Он поднял голову, взглянул на меня поверх очков и молча кивнул на стул — садись. А сам по-прежнему читал какое-то уголовное дело. Читал он, наверное, давно, потому что между страниц тома лежали листочки закладок с какими-то пометками. Я сидел, смотрел, как он шевелит толстыми губами при чтении, и мне почему-то хотелось, чтобы, перелистывая страницы, он муслил палец, но комиссар палец не муслил, а только внимательно, медленно читал листы старого дела, смешно подергивая носом и почесывая карандашом висок. Время от времени он посматривал на меня поверх стекол очков быстрым косым взглядом, и мне тогда казалось, будто он знает обо мне что-то такое, чего бы я не хотел, чтобы он знал, а он все-таки узнал и вот теперь неодобрительно посматривает на меня, обдумывая, как бы сделать мне разнос повнушительней. Читал он довольно долго, потом захлопнул папку, снял с переносицы и положил на стол очки.

— Я твой рапорт прочитал, — сказал он, будто отложил в сторону не толстый том уголовного дела, а листочек с моей докладной запиской о приходе Иконникова. — Ты как думаешь, он зачем приходил?

И этим вопросом сразу отмел все мои сомнения.

— Я полагаю, это была разведка боем.

Комиссар усмехнулся:

— Большая смелость нужна для разведки боем. Девять из десяти разведчиков в такой операции погибали.

— В данном случае мне кажется, что это была храбрость отчаяния. Ужас неизвестности стал невыносим.

— Ты же говоришь, что он умный мужик. Должен был понимать, что нового не узнает, — сказал комиссар.

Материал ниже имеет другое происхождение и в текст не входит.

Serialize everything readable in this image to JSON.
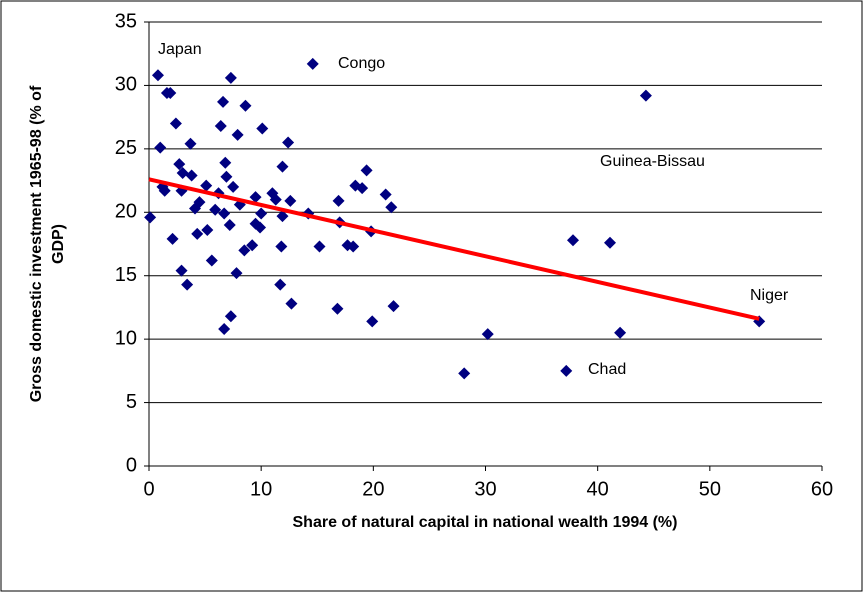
{
  "chart_data": {
    "type": "scatter",
    "xlabel": "Share of natural capital in national wealth 1994 (%)",
    "ylabel": [
      "Gross domestic investment 1965-98 (% of",
      "GDP)"
    ],
    "xlim": [
      0,
      60
    ],
    "xticks": [
      0,
      10,
      20,
      30,
      40,
      50,
      60
    ],
    "ylim": [
      0,
      35
    ],
    "yticks": [
      0,
      5,
      10,
      15,
      20,
      25,
      30,
      35
    ],
    "grid": true,
    "color": "#000080",
    "x": [
      0.8,
      1.6,
      1.9,
      2.4,
      1.0,
      0.1,
      1.4,
      1.2,
      2.1,
      2.9,
      2.7,
      3.0,
      2.9,
      3.4,
      3.7,
      3.8,
      4.1,
      4.5,
      4.3,
      5.2,
      5.1,
      5.6,
      5.9,
      6.2,
      6.4,
      6.6,
      6.8,
      6.9,
      6.7,
      6.7,
      7.3,
      7.3,
      7.5,
      7.2,
      7.8,
      7.9,
      8.1,
      8.6,
      8.5,
      9.2,
      9.5,
      9.5,
      10.1,
      10.0,
      9.9,
      11.0,
      11.3,
      11.7,
      11.9,
      11.9,
      11.8,
      12.4,
      12.6,
      12.7,
      14.2,
      14.6,
      15.2,
      16.8,
      16.9,
      17.0,
      17.7,
      18.2,
      18.4,
      19.0,
      19.4,
      19.8,
      19.9,
      21.1,
      21.6,
      21.8,
      28.1,
      30.2,
      37.2,
      37.8,
      41.1,
      42.0,
      44.3,
      54.4
    ],
    "values": [
      30.8,
      29.4,
      29.4,
      27.0,
      25.1,
      19.6,
      21.7,
      22.0,
      17.9,
      21.7,
      23.8,
      23.1,
      15.4,
      14.3,
      25.4,
      22.9,
      20.3,
      20.8,
      18.3,
      18.6,
      22.1,
      16.2,
      20.2,
      21.5,
      26.8,
      28.7,
      23.9,
      22.8,
      19.9,
      10.8,
      30.6,
      11.8,
      22.0,
      19.0,
      15.2,
      26.1,
      20.6,
      28.4,
      17.0,
      17.4,
      19.1,
      21.2,
      26.6,
      19.9,
      18.8,
      21.5,
      21.0,
      14.3,
      23.6,
      19.7,
      17.3,
      25.5,
      20.9,
      12.8,
      19.9,
      31.7,
      17.3,
      12.4,
      20.9,
      19.2,
      17.4,
      17.3,
      22.1,
      21.9,
      23.3,
      18.5,
      11.4,
      21.4,
      20.4,
      12.6,
      7.3,
      10.4,
      7.5,
      17.8,
      17.6,
      10.5,
      29.2,
      11.4
    ],
    "trendline": {
      "x": [
        0,
        54.4
      ],
      "values": [
        22.6,
        11.6
      ],
      "color": "#ff0000"
    },
    "annotations": [
      "Japan",
      "Congo",
      "Guinea-Bissau",
      "Niger",
      "Chad"
    ]
  }
}
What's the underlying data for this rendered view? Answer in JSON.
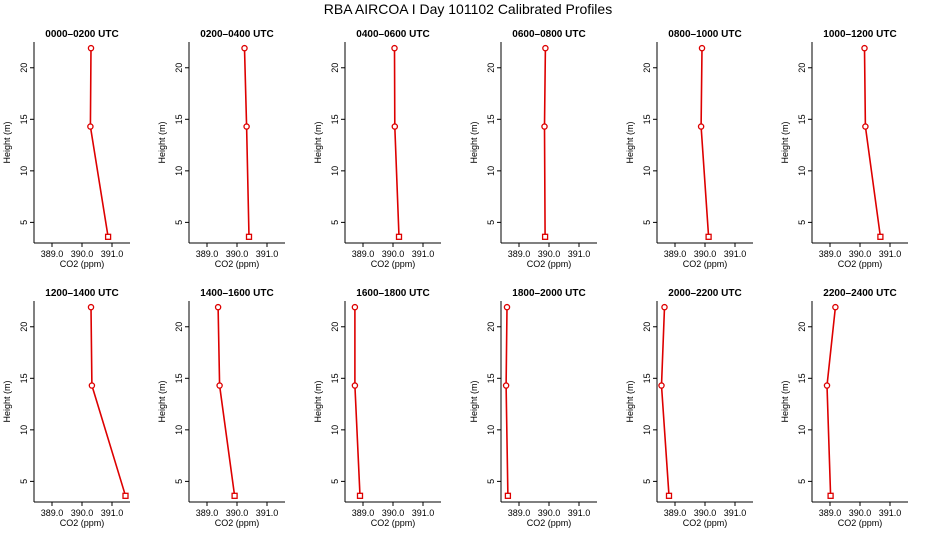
{
  "title": "RBA AIRCOA I  Day 101102  Calibrated Profiles",
  "colors": {
    "series": "#dd0000",
    "axis": "#000000"
  },
  "chart_data": [
    {
      "type": "line",
      "title": "0000–0200 UTC",
      "xlabel": "CO2 (ppm)",
      "ylabel": "Height (m)",
      "xlim": [
        388.4,
        391.6
      ],
      "ylim": [
        3,
        22.5
      ],
      "xticks": [
        "389.0",
        "390.0",
        "391.0"
      ],
      "yticks": [
        "5",
        "10",
        "15",
        "20"
      ],
      "grid": false,
      "points": [
        {
          "x": 390.3,
          "y": 21.9
        },
        {
          "x": 390.28,
          "y": 14.3
        },
        {
          "x": 390.87,
          "y": 3.6
        }
      ]
    },
    {
      "type": "line",
      "title": "0200–0400 UTC",
      "xlabel": "CO2 (ppm)",
      "ylabel": "Height (m)",
      "xlim": [
        388.4,
        391.6
      ],
      "ylim": [
        3,
        22.5
      ],
      "xticks": [
        "389.0",
        "390.0",
        "391.0"
      ],
      "yticks": [
        "5",
        "10",
        "15",
        "20"
      ],
      "grid": false,
      "points": [
        {
          "x": 390.25,
          "y": 21.9
        },
        {
          "x": 390.32,
          "y": 14.3
        },
        {
          "x": 390.4,
          "y": 3.6
        }
      ]
    },
    {
      "type": "line",
      "title": "0400–0600 UTC",
      "xlabel": "CO2 (ppm)",
      "ylabel": "Height (m)",
      "xlim": [
        388.4,
        391.6
      ],
      "ylim": [
        3,
        22.5
      ],
      "xticks": [
        "389.0",
        "390.0",
        "391.0"
      ],
      "yticks": [
        "5",
        "10",
        "15",
        "20"
      ],
      "grid": false,
      "points": [
        {
          "x": 390.05,
          "y": 21.9
        },
        {
          "x": 390.06,
          "y": 14.3
        },
        {
          "x": 390.2,
          "y": 3.6
        }
      ]
    },
    {
      "type": "line",
      "title": "0600–0800 UTC",
      "xlabel": "CO2 (ppm)",
      "ylabel": "Height (m)",
      "xlim": [
        388.4,
        391.6
      ],
      "ylim": [
        3,
        22.5
      ],
      "xticks": [
        "389.0",
        "390.0",
        "391.0"
      ],
      "yticks": [
        "5",
        "10",
        "15",
        "20"
      ],
      "grid": false,
      "points": [
        {
          "x": 389.88,
          "y": 21.9
        },
        {
          "x": 389.85,
          "y": 14.3
        },
        {
          "x": 389.87,
          "y": 3.6
        }
      ]
    },
    {
      "type": "line",
      "title": "0800–1000 UTC",
      "xlabel": "CO2 (ppm)",
      "ylabel": "Height (m)",
      "xlim": [
        388.4,
        391.6
      ],
      "ylim": [
        3,
        22.5
      ],
      "xticks": [
        "389.0",
        "390.0",
        "391.0"
      ],
      "yticks": [
        "5",
        "10",
        "15",
        "20"
      ],
      "grid": false,
      "points": [
        {
          "x": 389.9,
          "y": 21.9
        },
        {
          "x": 389.87,
          "y": 14.3
        },
        {
          "x": 390.12,
          "y": 3.6
        }
      ]
    },
    {
      "type": "line",
      "title": "1000–1200 UTC",
      "xlabel": "CO2 (ppm)",
      "ylabel": "Height (m)",
      "xlim": [
        388.4,
        391.6
      ],
      "ylim": [
        3,
        22.5
      ],
      "xticks": [
        "389.0",
        "390.0",
        "391.0"
      ],
      "yticks": [
        "5",
        "10",
        "15",
        "20"
      ],
      "grid": false,
      "points": [
        {
          "x": 390.15,
          "y": 21.9
        },
        {
          "x": 390.18,
          "y": 14.3
        },
        {
          "x": 390.68,
          "y": 3.6
        }
      ]
    },
    {
      "type": "line",
      "title": "1200–1400 UTC",
      "xlabel": "CO2 (ppm)",
      "ylabel": "Height (m)",
      "xlim": [
        388.4,
        391.6
      ],
      "ylim": [
        3,
        22.5
      ],
      "xticks": [
        "389.0",
        "390.0",
        "391.0"
      ],
      "yticks": [
        "5",
        "10",
        "15",
        "20"
      ],
      "grid": false,
      "points": [
        {
          "x": 390.3,
          "y": 21.9
        },
        {
          "x": 390.33,
          "y": 14.3
        },
        {
          "x": 391.45,
          "y": 3.6
        }
      ]
    },
    {
      "type": "line",
      "title": "1400–1600 UTC",
      "xlabel": "CO2 (ppm)",
      "ylabel": "Height (m)",
      "xlim": [
        388.4,
        391.6
      ],
      "ylim": [
        3,
        22.5
      ],
      "xticks": [
        "389.0",
        "390.0",
        "391.0"
      ],
      "yticks": [
        "5",
        "10",
        "15",
        "20"
      ],
      "grid": false,
      "points": [
        {
          "x": 389.37,
          "y": 21.9
        },
        {
          "x": 389.42,
          "y": 14.3
        },
        {
          "x": 389.92,
          "y": 3.6
        }
      ]
    },
    {
      "type": "line",
      "title": "1600–1800 UTC",
      "xlabel": "CO2 (ppm)",
      "ylabel": "Height (m)",
      "xlim": [
        388.4,
        391.6
      ],
      "ylim": [
        3,
        22.5
      ],
      "xticks": [
        "389.0",
        "390.0",
        "391.0"
      ],
      "yticks": [
        "5",
        "10",
        "15",
        "20"
      ],
      "grid": false,
      "points": [
        {
          "x": 388.73,
          "y": 21.9
        },
        {
          "x": 388.73,
          "y": 14.3
        },
        {
          "x": 388.9,
          "y": 3.6
        }
      ]
    },
    {
      "type": "line",
      "title": "1800–2000 UTC",
      "xlabel": "CO2 (ppm)",
      "ylabel": "Height (m)",
      "xlim": [
        388.4,
        391.6
      ],
      "ylim": [
        3,
        22.5
      ],
      "xticks": [
        "389.0",
        "390.0",
        "391.0"
      ],
      "yticks": [
        "5",
        "10",
        "15",
        "20"
      ],
      "grid": false,
      "points": [
        {
          "x": 388.6,
          "y": 21.9
        },
        {
          "x": 388.57,
          "y": 14.3
        },
        {
          "x": 388.63,
          "y": 3.6
        }
      ]
    },
    {
      "type": "line",
      "title": "2000–2200 UTC",
      "xlabel": "CO2 (ppm)",
      "ylabel": "Height (m)",
      "xlim": [
        388.4,
        391.6
      ],
      "ylim": [
        3,
        22.5
      ],
      "xticks": [
        "389.0",
        "390.0",
        "391.0"
      ],
      "yticks": [
        "5",
        "10",
        "15",
        "20"
      ],
      "grid": false,
      "points": [
        {
          "x": 388.65,
          "y": 21.9
        },
        {
          "x": 388.55,
          "y": 14.3
        },
        {
          "x": 388.8,
          "y": 3.6
        }
      ]
    },
    {
      "type": "line",
      "title": "2200–2400 UTC",
      "xlabel": "CO2 (ppm)",
      "ylabel": "Height (m)",
      "xlim": [
        388.4,
        391.6
      ],
      "ylim": [
        3,
        22.5
      ],
      "xticks": [
        "389.0",
        "390.0",
        "391.0"
      ],
      "yticks": [
        "5",
        "10",
        "15",
        "20"
      ],
      "grid": false,
      "points": [
        {
          "x": 389.18,
          "y": 21.9
        },
        {
          "x": 388.9,
          "y": 14.3
        },
        {
          "x": 389.02,
          "y": 3.6
        }
      ]
    }
  ]
}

— Его новое и не интересовало. Он хотел понять, правильно ли мы ищем.

— Всякая информация — это уже новое.

— Да, — согласился я. — То письмо, что вы получили, похоже, настоящее.

Комиссар пригладил ладонью свои белесые волосы, надел очки и посмотрел на меня поверх стекол.

— Есть такая детская игра «Сыщик, ищи вора». Пишут на бумажечках «царь», «сыщик», «палач», «вор» — подкидывают их вверх, и кому что достается, тот и должен, это выполнять. Самая непыльная работа — у «царя». А «сыщик» должен угадать «вора». Ну а если ошибется и ткнет пальцем в другого, то ему самому вместо «вора» палач вкатывает горячих и холодных. Знаешь такую игру?

— Знаю, — сказал я, — Но там роль каждому подбирает случай. Как повезет…

— Вот именно. Ты-то здесь служишь не случайно. И, пожалуйста, не делай себе поблажек.

— Я не делаю себе поблажек, — сказал я, сдерживая раздражение. — Но я продумал уже все возможные комбинации и ничего придумать не могу…

— Все? — удивился комиссар, весело, ехидно удивился он. — Все возможные варианты даже Келдыш на своих счетных машинах не может продумать…

— Ну, а я не Келдыш, и машин нет у меня. Два полушария, и то не больно могучих, — сказал я и увидел, что комиссар с усмешкой смотрит на фомку, которую я держу в руках. Чувство ужасного, унизительного бессилия охватило меня, досады на ленивую нерасторопность мозга нашего, слабость его и косность. Я смотрел в глаза комиссара — бесцветные, серо-зеленые глазки с редкими белесыми ресничками на тяжелых, набрякших веках, ехидные, умные глаза, веселые и злые — и понимал, что фомка, которую я держу в руках, — ключ, отмычка к делу, и не мог найти в нем щелки, куда можно было бы подсунуть зауженный наконечник фомки, черной закаленной железяки с клеймом — двумя короткими давлеными молниями.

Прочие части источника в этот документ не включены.